Letters»
Envoy Rana’s role
NOV 03 - I read with great interest your lead story on the UN Regional Centre for Peace and Disarmament for Asia and the Pacific meant to be sited in Kathmandu (October 31, 2003).
I wish to congratulate your correspondent Damakant Jayshi for bringing to public notice the important, if neglected, issue of why the said centre is still not physically operating here, as called for in a UN General Assembly resolution dating back to 1988.
I wonder if concerned Shital Niwas mandarins and their political bosses would care to answer the serious charge leveled by the centre’s New York-based director Tsutomu Ishiguri that “Nepal has to fulfill the UN requirements first before the centre is relocated.”
As Nepal’s Deputy Permanent Representative to the UN, 1985-1990, I wish to provide a new nuggets of information regarding the UN decision in 1988 to locate the centre in Kathmandu. That was largely the result of deft diplomacy by Nepal’s UN mission, led by Ambassador Jai Pratap Rana, utilising, among other resources, Nepal’s influential position then as a non-permanent member of the UN Security Council.

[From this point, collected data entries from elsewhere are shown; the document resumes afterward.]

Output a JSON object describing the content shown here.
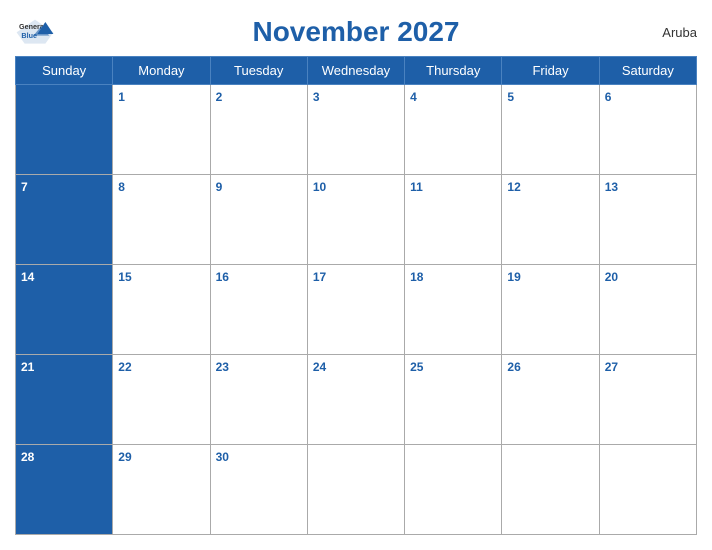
{
  "header": {
    "title": "November 2027",
    "country": "Aruba",
    "logo_general": "General",
    "logo_blue": "Blue"
  },
  "days_of_week": [
    "Sunday",
    "Monday",
    "Tuesday",
    "Wednesday",
    "Thursday",
    "Friday",
    "Saturday"
  ],
  "weeks": [
    [
      null,
      1,
      2,
      3,
      4,
      5,
      6
    ],
    [
      7,
      8,
      9,
      10,
      11,
      12,
      13
    ],
    [
      14,
      15,
      16,
      17,
      18,
      19,
      20
    ],
    [
      21,
      22,
      23,
      24,
      25,
      26,
      27
    ],
    [
      28,
      29,
      30,
      null,
      null,
      null,
      null
    ]
  ]
}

In addition, there were Nepal’s peace and disarmament credentials, reflected both in her well-established tradition in UN peacekeeping, as also her Zone of Peace proposal which, at that point, had already secured the endorsement of more than 100 UN member states.
We at the Mission knew that while such centres had long been established in Africa and Latin America, the setting up of a similar centre in the Asia/Pacific area had been held up because of the well-know rivalry between India and Pakistan over its location.
Ambassador Rana first skillfully got around seeking support for
the idea from the Asian Group, including from Indian Ambassador Gharekhan. Simultaneously, he successfully lobbied the then head of the UN Disarmament Department, Yakushi Akashi, to personally approach private Japanese foundations to bear the expenses so that the cost would come from outside the regular UN budgetary process.
At a time when Ambassador Rana is reportedly returning to Kathmandu from Washington (he is currently ambassador to the US) due to ill health, I believe it would be in the fitness of things to recall his role in the UN decision to set up the centre in Kathmandu.